|Local schoolgirl Iman, 5, says she plans to go regularly to the new library|
The Medina Children's Library of Fez is set to open in late January. For 4 to 10 year olds, it aims to encourage literacy and a love of reading in the children of the Fez Medina community"The library seeks to be a welcoming place where children have easy access to age and culturally appropriate books and resources," says committee member Kim Fritschi. "They can browse and read books at the library, participate in Story Time, where books are read aloud to a small group, as well as borrow books to take home to read and share with their families."
|The library will be located at 41 Zkak Raouah|
Donations of children's books in Arabic, French, English and picture books are wanted for the new library. And it also needs a librarian - someone who speaks and writes Arabic and French, and can interact well with the local community.
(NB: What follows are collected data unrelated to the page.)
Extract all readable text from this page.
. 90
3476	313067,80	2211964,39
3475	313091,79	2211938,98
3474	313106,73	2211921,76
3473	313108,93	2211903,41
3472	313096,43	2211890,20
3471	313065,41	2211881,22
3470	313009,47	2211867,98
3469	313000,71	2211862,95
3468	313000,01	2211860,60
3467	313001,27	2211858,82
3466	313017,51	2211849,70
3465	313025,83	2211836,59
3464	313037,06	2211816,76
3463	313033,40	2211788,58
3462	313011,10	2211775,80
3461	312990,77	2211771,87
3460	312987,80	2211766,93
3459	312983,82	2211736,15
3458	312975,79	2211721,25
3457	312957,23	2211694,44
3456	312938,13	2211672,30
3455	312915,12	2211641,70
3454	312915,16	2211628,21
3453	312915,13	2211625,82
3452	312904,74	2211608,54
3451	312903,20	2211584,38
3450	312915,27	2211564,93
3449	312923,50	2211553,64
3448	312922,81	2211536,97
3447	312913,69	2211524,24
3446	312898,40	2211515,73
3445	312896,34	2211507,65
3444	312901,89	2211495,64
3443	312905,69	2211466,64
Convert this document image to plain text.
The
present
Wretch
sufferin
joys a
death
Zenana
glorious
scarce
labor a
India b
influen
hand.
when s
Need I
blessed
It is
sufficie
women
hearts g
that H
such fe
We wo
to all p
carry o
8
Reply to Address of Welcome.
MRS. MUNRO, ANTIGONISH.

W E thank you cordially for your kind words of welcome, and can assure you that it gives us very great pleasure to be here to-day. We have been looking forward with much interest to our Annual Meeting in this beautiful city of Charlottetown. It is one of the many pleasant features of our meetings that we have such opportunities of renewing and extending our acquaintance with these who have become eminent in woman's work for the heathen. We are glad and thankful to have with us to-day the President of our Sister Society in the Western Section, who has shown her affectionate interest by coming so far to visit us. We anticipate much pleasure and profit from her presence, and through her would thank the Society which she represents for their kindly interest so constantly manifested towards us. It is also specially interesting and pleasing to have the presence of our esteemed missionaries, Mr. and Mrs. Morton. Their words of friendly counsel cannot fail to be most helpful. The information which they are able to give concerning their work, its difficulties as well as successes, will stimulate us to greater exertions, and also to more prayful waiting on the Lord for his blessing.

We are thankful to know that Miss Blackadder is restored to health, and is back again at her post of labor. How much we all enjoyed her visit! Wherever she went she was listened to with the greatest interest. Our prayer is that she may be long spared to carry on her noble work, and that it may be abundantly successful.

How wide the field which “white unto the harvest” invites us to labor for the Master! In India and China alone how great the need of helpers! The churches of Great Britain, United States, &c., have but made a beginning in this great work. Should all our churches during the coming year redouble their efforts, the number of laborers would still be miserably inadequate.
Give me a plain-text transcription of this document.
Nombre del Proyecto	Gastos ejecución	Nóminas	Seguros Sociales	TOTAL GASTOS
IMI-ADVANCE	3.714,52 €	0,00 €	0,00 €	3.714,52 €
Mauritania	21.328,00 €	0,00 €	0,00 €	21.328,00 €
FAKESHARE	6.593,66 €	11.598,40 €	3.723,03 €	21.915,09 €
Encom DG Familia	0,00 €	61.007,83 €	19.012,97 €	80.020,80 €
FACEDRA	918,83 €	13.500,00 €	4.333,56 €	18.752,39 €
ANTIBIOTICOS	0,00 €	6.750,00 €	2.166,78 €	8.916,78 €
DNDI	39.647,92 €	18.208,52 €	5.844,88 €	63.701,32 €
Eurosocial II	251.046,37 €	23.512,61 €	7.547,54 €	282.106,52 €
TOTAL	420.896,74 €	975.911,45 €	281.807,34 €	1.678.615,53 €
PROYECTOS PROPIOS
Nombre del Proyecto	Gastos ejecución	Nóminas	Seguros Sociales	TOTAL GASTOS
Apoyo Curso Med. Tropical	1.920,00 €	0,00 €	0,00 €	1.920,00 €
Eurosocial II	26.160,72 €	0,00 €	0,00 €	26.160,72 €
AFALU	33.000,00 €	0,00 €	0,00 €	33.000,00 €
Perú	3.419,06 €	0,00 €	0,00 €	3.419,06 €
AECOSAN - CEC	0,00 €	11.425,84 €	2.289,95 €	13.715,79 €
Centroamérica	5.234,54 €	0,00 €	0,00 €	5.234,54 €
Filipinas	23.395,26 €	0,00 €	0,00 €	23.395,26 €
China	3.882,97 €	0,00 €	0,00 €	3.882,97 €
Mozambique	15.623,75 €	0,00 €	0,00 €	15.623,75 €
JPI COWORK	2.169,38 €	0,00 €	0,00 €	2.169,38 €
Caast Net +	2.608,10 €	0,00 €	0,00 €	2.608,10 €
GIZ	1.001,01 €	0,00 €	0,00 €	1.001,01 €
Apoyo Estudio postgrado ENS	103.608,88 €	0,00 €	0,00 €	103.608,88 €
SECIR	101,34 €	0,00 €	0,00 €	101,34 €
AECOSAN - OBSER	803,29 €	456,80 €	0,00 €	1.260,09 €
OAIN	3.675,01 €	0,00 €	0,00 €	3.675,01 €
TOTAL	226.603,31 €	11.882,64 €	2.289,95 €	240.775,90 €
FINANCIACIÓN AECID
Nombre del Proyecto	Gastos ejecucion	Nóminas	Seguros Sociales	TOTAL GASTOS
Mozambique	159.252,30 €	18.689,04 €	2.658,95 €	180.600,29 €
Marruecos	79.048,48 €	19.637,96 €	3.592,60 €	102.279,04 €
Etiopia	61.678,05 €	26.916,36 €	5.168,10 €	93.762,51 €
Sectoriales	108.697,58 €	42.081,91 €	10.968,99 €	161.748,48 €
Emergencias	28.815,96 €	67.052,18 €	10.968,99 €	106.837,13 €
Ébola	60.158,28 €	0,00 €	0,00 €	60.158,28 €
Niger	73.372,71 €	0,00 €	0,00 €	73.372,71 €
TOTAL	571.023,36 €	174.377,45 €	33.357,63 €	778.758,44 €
A two room shop space has been rented at 41 Zkak Raouah, off the Ta'laa Seghira, and it is currently being converted. The main room will have carpet, cushions, and a variety of books.
"We are starting with a small space, and if the community supports it, we hope to expand later," says Cathy Bellafronto of Riad Laaroussa, who is one of the founding donors of the non-profit project, along with The View From Fez.
The regular Story Time sessions will be done by volunteers. "We've had lots of students offering to do this," says Suzanna Clarke of The View From Fez. "Particularly from the ALC Community Service Club. They really like the idea of reading to the children, and helping them to explore ideas."
|The interior of the library is being extensively renovated|
The children's library will be open every day after school, and on Wednesday afternoons and all day on weekends. While access is free, borrowing is by subscription and it will cost 20 dirhams per year for a family to borrow two books for up to two weeks.
Other sponsors and sources of funds to keep the library going in the longer term are being sought.
"We also want to find others, particularly local Moroccans, to be involved in the organisational side, so we can gradually step back," said Cathy. "The idea is that it will be a space for the community, and will evolve according to need and the support we have."
"When you go into houses in the Medina, most people have television and many can access the internet on their phones, but they often don't have any books apart from the Koran. While the Koran is naturally an important book to have, reading skills are essential for success in the modern world. And while some parents may be illiterate themselves, they understand that reading is a skill that's vital for their children."